Why does Sukhi Lal still exist in India? The character of the evil moneylender from the old Indian film Mother India released in 1957 is relevant today because the practice of usurious moneylending still exists. They say that the vicious cycle of monthly compound interest is so powerful that it will always haunt the customer, even after his death.
A large number of people are trapped in the informal credit system, where they have to pay exorbitant interest rates to illegal moneylenders for even small amounts. But with the proliferation of technology and the emergence of FinTechs, there is a shift, with even formal lenders targeting borrowers at the bottom of the pyramid. This has led to a huge increase in the exposure of many large banks and NBFCs to unsecured credit segments. While this is happening, the Reserve Bank of India, sensing systemic risks, this month increased risk weights to 125% from 100% for credit exposure to unsecured consumer loan categories. This move aims to reduce the growth of unsecured lending and force lenders to review their strategies.
The race of credit
My friend who wanted to buy a washing machine told me that the seller was very keen to sell it to him on EMI. Even when he didn’t want it on credit, the salesperson continued to explain how beneficial it is to buy a product on credit rather than debit. In fact, the credit for consumer durables is also available without any interest. The competition for offering credit is so high that every consumer durable shop, from supermarkets and shopping centers to even a small shop, has a loan agent stationed. Credit is available for everything from buying any product on e-commerce sites to borrowing just for a week under the personal loan category, starting from just Rs 2,000.
With the seamless availability and greater marketing of loans, consumers are also tempted. While there are need-based borrowers, many borrow because it is readily available. Covert finance is quite an important business for electronic companies and lenders. According to McKinsey data, retail credit grew much larger than corporate, SME and agricultural segments.
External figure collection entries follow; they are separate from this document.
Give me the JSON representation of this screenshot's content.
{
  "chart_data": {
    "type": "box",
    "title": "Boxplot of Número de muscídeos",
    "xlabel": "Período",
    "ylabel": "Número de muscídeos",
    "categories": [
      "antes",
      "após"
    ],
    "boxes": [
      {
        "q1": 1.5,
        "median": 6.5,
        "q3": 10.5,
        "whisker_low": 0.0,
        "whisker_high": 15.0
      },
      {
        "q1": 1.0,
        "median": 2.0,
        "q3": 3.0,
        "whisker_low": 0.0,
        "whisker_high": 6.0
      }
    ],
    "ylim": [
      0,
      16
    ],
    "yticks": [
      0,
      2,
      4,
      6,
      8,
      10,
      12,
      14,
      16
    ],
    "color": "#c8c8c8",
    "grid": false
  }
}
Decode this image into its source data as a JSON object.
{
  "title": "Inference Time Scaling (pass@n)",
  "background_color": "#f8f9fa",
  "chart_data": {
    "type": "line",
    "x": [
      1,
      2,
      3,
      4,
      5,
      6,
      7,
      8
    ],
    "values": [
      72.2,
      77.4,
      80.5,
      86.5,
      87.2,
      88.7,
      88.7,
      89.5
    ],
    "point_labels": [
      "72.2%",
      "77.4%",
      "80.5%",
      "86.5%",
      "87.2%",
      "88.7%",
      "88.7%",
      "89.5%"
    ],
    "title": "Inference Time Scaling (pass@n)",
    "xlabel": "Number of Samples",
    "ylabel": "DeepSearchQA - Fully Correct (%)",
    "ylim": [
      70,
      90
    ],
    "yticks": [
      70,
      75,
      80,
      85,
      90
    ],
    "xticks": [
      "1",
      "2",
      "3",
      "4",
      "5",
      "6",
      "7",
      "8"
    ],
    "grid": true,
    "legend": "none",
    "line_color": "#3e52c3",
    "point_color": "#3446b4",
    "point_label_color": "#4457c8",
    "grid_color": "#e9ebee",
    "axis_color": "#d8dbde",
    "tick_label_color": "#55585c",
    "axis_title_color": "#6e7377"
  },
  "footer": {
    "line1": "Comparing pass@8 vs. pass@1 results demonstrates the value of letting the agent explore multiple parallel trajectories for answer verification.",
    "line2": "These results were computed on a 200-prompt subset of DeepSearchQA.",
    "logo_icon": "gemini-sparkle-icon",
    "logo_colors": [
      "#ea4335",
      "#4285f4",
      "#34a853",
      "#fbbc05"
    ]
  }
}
The share of retail in total credit was 25% in FY18, which reached 32% in FY23. Of the total retail segment, credit card contribution is 7.1%, personal loan is 5.8%, and consumer durables is 4.1%.
Lenders went hammer and tongs to push their credit card and personal loan business.
In the world of unsecured loans
Generally, unsecured loans are unsecured. On the one hand it is a help for those underserved customers who are looking for credit. But on the other hand lenders charge them heavy interest rate compared to the other loan products. First, it seems to encourage that lenders bring in insufficient people in the formal credit segment. But the reality is different. Also, lenders charge them heavy interest rates, not as high as what Sukhi Lals charges, but they are also not as reasonable as the other retail loan products.
RBI’s view
In a recent speech, the RBI Governor Shaktikanta Das while referring to Microfinance Institutions, said, “Although the interest rates are deregulated, certain NBFC-MFIs seem to be enjoying relatively higher net interest margins. It is indeed for microfinance lenders to ensure that the flexibility given to them in setting interest rates is used judiciously. They are expected to ensure that interest rates are transparent and not usurious,” The use of the word ‘usurer’ is interesting here. (Usury means: practice of usury; charging illegal or excessive interest rates for the use of money)
This shows that RBI is not only concerned about the crimes it may face but also warns them not to become Sukhi Lal.
The believed reality
India is a credit starved country. According to McKinsey, India remains a credit underpenetrated market with 50% of the eligible population uncovered. There is greater scope for lenders to underwrite the customer more sensibly and bring hyper-personalization to avoid delinquencies. In fact, it should become the lender’s responsibility to spot the right borrowers, and they shouldn’t charge anyone and everyone just because they get the customer and can charge hefty interest rates. If the borrower turns out to be not-so-credible and defaults on payments, not only will his credit history be jeopardized for life, the lender will be responsible for bringing a bad customer into the system. In short, lenders should not become the digital avatar of Sukhi Lal by encouraging the customer to borrow, and then punish him with heavy recoveries and maligning his credit standing.
Currently, most of the customer acquisitions are done by FinTech companies according to the basic underwriting standards set by the lenders. But this can vary from customer to customer. Greater checks are also required when lending to new credit customers on need-based lending. With digital lending, lenders will bring people who need credit into the formal sector, but they can also attract high-risk customers.